Veel kinderen in een klas was vroeger niet ongewoon
Veel kinderen in een klas was vroeger niet ongewoon Foto:

Klappen voor Pietje Bell

Ik zag onlangs een schoolklas door het dorp wandelen en ik dacht: ‘Wat is de wereld veranderd’. Eerlijk gezegd had ik als jonge onderwijzer er een hekel aan om met de hele klas over straat te gaan. Allereerst was die klas in mijn beginjaren veel groter dan de klassen van nu. Na vier jaren kreeg ik voor het eerst een klas van minder dan 50 leerlingen. En dus hield je de boel goed in de hand door voor vertrek ze in rijtjes van twee of drie te zetten, en dan eerst ‘richten’, dat wil zeggen kijken of je precies op lijn stond met de kinderen voor je en naast je. Pas dan riep ik: ‘Voorwaarts, mars!!’. En een mars werd het. Allemaal beginnen met je linkervoet. De kinderen zongen soms een liedje:” Eén twee in de maat anders wordt de meester kwaad”. Ach. Dat viel wel mee, ook al riep je bij de start wel eens tegen iemand: ‘Sufferd, je andere linkervoet’. 
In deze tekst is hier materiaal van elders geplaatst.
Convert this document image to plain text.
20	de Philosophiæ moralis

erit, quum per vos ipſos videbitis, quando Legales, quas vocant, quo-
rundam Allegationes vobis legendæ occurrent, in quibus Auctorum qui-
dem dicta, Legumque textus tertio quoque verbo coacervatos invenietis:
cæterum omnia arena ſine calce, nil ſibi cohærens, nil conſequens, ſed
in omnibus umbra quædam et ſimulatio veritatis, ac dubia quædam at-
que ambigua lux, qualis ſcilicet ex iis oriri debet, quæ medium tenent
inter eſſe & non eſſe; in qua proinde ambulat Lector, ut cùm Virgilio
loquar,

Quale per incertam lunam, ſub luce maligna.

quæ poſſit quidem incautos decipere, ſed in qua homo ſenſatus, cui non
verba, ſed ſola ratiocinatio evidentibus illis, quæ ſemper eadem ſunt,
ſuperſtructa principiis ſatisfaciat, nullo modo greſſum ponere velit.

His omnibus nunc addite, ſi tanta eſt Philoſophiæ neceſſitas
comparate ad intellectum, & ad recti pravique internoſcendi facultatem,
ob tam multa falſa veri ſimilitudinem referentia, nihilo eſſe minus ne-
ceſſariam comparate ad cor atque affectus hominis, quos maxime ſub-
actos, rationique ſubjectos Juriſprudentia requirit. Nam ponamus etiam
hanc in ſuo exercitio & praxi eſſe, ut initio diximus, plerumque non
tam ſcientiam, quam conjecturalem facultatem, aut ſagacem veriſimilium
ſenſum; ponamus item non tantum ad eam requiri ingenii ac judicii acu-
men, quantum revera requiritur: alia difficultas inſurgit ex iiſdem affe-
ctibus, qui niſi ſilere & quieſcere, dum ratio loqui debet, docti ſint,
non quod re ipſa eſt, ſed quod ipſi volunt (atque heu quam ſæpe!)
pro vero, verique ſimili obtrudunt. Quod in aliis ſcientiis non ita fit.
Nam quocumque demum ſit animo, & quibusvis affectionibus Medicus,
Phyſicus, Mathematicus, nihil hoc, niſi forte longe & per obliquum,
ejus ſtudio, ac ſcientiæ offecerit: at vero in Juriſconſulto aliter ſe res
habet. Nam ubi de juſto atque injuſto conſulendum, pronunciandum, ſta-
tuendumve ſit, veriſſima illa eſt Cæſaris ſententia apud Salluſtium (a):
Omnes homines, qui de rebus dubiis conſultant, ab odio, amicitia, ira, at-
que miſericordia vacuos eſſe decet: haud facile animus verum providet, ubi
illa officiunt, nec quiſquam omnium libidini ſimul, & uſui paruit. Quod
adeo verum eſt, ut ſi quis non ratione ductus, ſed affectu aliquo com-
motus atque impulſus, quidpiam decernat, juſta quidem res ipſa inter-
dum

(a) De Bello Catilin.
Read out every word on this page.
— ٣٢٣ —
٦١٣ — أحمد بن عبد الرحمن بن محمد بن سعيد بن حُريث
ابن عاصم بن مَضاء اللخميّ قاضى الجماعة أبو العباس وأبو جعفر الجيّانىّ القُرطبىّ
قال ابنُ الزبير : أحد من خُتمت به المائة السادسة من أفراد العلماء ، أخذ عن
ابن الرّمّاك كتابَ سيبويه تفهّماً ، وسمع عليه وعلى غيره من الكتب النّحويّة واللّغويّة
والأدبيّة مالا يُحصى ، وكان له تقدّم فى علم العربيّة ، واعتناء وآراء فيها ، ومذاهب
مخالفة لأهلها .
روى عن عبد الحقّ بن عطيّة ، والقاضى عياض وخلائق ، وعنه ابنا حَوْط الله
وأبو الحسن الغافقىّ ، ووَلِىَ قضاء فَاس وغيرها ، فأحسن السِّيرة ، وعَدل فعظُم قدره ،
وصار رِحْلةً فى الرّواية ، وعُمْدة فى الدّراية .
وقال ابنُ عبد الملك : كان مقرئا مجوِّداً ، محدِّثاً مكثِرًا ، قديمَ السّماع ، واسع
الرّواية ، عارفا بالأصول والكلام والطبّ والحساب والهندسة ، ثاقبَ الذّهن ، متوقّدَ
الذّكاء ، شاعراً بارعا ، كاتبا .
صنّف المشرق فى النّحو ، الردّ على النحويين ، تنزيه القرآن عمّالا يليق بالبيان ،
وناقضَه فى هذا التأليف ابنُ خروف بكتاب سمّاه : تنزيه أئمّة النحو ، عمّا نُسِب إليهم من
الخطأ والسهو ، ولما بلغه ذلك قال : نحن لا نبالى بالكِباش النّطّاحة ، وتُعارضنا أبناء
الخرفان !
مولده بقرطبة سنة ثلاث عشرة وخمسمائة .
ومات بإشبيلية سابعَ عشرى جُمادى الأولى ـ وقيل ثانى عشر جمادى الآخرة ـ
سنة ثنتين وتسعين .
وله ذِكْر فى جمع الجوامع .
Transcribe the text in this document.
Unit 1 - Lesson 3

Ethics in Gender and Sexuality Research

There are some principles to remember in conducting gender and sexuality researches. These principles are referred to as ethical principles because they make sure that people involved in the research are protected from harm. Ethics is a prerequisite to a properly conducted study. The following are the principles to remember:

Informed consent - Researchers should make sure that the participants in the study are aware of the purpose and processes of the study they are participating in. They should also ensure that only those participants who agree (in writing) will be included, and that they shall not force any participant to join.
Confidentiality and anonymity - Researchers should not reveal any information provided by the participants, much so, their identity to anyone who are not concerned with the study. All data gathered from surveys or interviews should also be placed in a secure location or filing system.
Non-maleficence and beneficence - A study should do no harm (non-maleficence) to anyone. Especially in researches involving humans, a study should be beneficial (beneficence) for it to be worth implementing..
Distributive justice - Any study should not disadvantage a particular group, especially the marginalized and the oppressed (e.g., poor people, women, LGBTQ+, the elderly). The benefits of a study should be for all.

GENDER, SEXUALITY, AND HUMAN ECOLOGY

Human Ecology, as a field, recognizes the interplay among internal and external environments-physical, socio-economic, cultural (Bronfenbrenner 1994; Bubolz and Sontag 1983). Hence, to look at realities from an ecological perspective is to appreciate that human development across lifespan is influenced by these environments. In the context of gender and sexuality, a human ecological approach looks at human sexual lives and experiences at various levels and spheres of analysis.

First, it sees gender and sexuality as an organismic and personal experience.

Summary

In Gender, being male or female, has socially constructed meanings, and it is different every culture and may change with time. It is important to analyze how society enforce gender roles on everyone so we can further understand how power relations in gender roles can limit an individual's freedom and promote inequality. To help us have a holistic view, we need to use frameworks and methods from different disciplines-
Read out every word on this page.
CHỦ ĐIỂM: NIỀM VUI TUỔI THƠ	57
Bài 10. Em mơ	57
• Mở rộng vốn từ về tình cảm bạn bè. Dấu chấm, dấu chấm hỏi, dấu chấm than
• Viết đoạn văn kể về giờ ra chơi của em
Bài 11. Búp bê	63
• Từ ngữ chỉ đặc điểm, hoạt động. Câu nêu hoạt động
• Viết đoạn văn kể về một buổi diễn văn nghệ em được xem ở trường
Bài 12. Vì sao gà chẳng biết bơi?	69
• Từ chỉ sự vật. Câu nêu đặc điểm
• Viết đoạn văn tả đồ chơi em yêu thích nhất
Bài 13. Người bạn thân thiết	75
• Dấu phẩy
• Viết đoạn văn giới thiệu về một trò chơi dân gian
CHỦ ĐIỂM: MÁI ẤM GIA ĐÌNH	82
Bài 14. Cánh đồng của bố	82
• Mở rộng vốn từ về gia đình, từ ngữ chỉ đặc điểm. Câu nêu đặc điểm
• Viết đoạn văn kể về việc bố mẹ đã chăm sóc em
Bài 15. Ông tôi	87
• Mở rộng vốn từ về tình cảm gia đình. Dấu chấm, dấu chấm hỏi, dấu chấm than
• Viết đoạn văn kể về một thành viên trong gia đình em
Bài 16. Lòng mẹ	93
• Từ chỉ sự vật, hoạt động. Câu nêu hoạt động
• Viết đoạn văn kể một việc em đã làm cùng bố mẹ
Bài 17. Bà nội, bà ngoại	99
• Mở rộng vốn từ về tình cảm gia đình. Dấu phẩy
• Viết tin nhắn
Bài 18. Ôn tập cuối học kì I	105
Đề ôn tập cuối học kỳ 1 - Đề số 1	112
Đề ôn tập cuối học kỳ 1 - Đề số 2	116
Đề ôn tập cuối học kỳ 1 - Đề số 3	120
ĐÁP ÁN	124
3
Die strakke organisatie vond je ook terug in de les. Wat wil je ook met zo’n massa? Maar eenmaal op hun plaats in de klas zaten ze doodstil. Mijn eigen meester zei indertijd: ‘Rechtop, rug tegen de leuning, voeten op de plank, armen over elkaar’. Alleen ouderen weten nog wat die voetenplank was. En bovenop de bank was er altijd een gleuf om je pen in te leggen en uiteraard de inktpot. Daar doopte je je kroontjespen in. Tot het gaatje. Deed je het te diep, dan resulteerde dat vaak in een vlek in je schrift en dus een lager cijfer voor netheid. Er komen allerlei herinneringen boven als je weer eens even in zo’n bank gaat zitten. Dat moet je eens proberen. Iedereen kan het in onze eigen Oudheidkamer op de eerste verdieping. Geen probleem, er is een lift. 

Terugdenkend aan mijn eigen kindertijd denk ik aan de straffen die de meester uitdeelde om de strikte orde te handhaven. Schoolblijven was de eerste. In de hogere klassen kwam daar strafregels schrijven bij. Altijd dezelfde regel, 50 keer of 100 keer. Ja, en als de meester erg kwaad werd gemaakt vielen er klappen op je kop. Ik zie in gedachten nog hoe jongens met de armen omhoog die klappen ontweken. En ik denk ook aan die twee jongens die na schooltijd iets hadden uitgehaald. Eentje werd gepakt en er werd ter plekke met hem afgerekend. Zijn vriendje ontsnapte maar kreeg de volgende dag te horen dat hij alsnog school moest blijven. Hij was hoogst verontwaardigd dat hij een andere straf kreeg dan zijn vriendje en vroeg de meester of hij ook de misgelopen klappen kon krijgen in plaats van nablijven omdat ze om vier uur zouden gaan voetballen. 

De visie op een corrigerende tik is veranderd in de loop van de tijd. Nu zouden er onmiddellijk ouders op de stoep staan. Toen niet, want je vertelde het niet thuis. Je keek wel uit. Dan liep je het risico er nog straf bij te krijgen. Nu was er onlangs zelfs tumult toen een film over vroeger, met klappen op de kop van Pietje Bell erin, bijna verboden werd voor kinderen onder de twaalf. Bang voor trauma's bij de kijkertjes. Gelukkig draaide de keuringscommissie het besluit later terug. Het was helaas een historische waarheid. Een geschiedenis aanpassen aan je eigen normen is een vorm van geschiedvervalsing. In de rest van het verhaal heb ik ook nooit de indruk gehad dat Pietje Bell er een trauma aan over had gehouden. Trouwens mijn vriendjes en ik ook niet. Het hoorde gewoon bij onze tijd.